Addio a Zampieri, braccio destro di Bisaglia

Dicono che quando arrivò nel Veneto la notizia della morte improvvisa di Toni Bisaglia, il 24 giugno 1984, Amedeo Zampieri, che era a Padova, partì in auto ma non per Santa Margherita Ligure, dov’era attraccato il “Rosalù”, la barca a vela dalla quale il potente ministro democristiano era caduto in mare, annegando. Zampieri si precipitò a Roma, in via Fontanella Borghese, dove Bisaglia aveva lo studio, per svuotare la cassaforte. Cosa ci sarà stato dentro? Segreti che l’ex capo della segreteria di Bisaglia si è portato nella tomba.
All’epoca il senatore rodigino controllava la corrente maggioritaria della Dc italiana, il portafoglio più gonfio di tessere era il suo. E parlava di fare una Dc veneta solo federata con quella nazionale, sull’esempio della Cdu bavarese con la Csu tedesca. Metteva in pericolo molte rendite di posizione, al punto da “spegnerlo” come diceva Machiavelli? Molti lo pensavano e lo pensano ancora oggi, salvo non avere uno straccio di prova. Solo misteriose coincidenze, la più sconcertante delle quali è la fine del fratello prete di Toni, don Mario Bisaglia, che indagava sulla sua morte e viene trovato suicida (o suicidato) in un lago vicino a Domegge nel 1992. Inchiesta giudiziaria chiusa e riaperta senza esito dal pm di Belluno.
Zampieri era un tipo riservato, poco appariscente ma volitivo nei discorsi. Laureato in economia e commercio, si portava a spasso una certa aria di sapere e non dire che aveva fatto nascere la leggenda metropolitana che avesse fatto il militare nei servizi segreti. Pare invece che fosse stato esonerato per debole costituzione, vera o presunta lasciamo stare, ma nel caso sicuramente grazie a Bisaglia, che all’epoca faceva da spalla a Mariano Rumor. Poi la spalla di Toni divenne una spallata che mandò in pensione il maestro. All’ombra dei grandi alberi non cresce niente, dice un proverbio: all’ombra di Toni cercavano di crescere Franco Cremonese, Maurizio Creuso, Lamberto Toscani e naturalmente Zampieri.

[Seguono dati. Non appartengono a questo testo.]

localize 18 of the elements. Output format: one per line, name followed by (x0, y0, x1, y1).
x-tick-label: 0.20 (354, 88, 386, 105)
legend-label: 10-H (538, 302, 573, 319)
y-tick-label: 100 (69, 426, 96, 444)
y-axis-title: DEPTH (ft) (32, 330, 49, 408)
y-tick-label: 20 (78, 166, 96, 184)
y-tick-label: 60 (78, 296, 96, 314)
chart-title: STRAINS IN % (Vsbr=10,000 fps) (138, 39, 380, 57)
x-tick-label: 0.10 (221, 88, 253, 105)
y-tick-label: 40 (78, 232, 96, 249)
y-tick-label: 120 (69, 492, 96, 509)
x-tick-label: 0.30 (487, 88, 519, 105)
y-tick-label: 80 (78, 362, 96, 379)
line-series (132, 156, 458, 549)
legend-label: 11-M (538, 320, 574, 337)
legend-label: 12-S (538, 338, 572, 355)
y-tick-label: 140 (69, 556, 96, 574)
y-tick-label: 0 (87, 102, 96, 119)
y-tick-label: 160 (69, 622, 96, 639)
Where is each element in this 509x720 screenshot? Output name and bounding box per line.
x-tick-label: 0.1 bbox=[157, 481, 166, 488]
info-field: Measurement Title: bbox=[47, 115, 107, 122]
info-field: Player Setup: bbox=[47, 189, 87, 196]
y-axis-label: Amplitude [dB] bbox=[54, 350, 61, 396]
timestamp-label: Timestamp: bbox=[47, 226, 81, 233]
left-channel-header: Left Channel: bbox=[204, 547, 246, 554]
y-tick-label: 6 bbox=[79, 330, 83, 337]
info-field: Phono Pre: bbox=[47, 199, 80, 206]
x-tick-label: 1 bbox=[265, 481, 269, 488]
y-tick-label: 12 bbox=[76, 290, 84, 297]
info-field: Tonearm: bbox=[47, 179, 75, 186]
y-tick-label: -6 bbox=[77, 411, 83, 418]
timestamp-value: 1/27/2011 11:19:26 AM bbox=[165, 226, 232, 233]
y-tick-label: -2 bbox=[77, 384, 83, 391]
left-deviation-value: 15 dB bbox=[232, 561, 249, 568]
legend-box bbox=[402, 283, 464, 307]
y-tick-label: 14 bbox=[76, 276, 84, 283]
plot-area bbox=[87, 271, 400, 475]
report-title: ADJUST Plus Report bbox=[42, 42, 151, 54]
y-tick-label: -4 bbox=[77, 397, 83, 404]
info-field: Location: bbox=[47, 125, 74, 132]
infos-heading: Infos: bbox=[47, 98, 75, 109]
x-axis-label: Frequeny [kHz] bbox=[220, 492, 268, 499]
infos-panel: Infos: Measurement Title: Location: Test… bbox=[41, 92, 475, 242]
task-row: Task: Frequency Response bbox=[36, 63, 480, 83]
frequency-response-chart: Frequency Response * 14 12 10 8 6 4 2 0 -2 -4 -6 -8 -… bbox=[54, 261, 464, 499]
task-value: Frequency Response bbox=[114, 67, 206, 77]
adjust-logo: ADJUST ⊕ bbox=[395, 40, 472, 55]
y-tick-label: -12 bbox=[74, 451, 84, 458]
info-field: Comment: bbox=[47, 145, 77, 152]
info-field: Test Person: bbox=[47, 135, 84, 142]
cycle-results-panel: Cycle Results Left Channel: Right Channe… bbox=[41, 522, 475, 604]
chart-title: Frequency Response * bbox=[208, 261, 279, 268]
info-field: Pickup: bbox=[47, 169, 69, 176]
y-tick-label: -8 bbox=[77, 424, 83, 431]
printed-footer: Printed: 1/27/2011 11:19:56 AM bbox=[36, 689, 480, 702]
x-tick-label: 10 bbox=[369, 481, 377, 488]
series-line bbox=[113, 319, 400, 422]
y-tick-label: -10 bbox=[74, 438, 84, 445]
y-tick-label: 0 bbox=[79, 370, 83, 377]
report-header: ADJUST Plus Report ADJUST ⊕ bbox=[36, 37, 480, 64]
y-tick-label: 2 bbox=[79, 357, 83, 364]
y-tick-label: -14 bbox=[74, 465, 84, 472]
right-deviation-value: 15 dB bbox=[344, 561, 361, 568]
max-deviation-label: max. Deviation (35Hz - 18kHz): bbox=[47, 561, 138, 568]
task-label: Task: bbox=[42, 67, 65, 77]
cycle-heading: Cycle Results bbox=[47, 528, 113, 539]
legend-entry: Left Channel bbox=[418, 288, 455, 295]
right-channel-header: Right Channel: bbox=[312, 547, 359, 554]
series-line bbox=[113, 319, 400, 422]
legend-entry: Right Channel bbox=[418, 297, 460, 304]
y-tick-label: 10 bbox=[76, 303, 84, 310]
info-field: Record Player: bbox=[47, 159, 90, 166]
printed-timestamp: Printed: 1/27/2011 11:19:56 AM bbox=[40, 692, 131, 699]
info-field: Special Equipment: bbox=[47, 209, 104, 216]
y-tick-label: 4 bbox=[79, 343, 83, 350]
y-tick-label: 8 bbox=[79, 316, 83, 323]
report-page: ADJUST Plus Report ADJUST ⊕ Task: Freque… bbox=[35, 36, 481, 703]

L’eredità politica andò invece a Carlo Bernini con il quale si era alleato Cremonese, rompendo il sodalizio. Gli altri tre si trovarono a viaggiare su un binario a scartamento ridotto. Il terzetto gestiva un’agenzia di assicurazioni in via Santa Lucia a Padova. Sede, guarda un po’, visitata dalla Guardia di Finanza nel 1991 perché un colonnello dell’esercito vi riceveva giovani che cercavano di scansare il servizio militare, pagando.
L’indagine riguardava il Distretto militare, i tre caddero dalle nuvole. Le cronache parlamentari citano Amedeo Zampieri per lo più in dibattiti sulle idrovie venete da completare. Erano gli anni di Mario Testa presidente della commissione trasporti, Carlo Fracanzani sottosegretario, Gianni De Michelis e Carlo Bernini ministri. Vite parallele della tanto vituperata prima repubblica, che almeno un pregio l’aveva: mandava in Parlamento gente preparata, oggi possiamo certificarlo.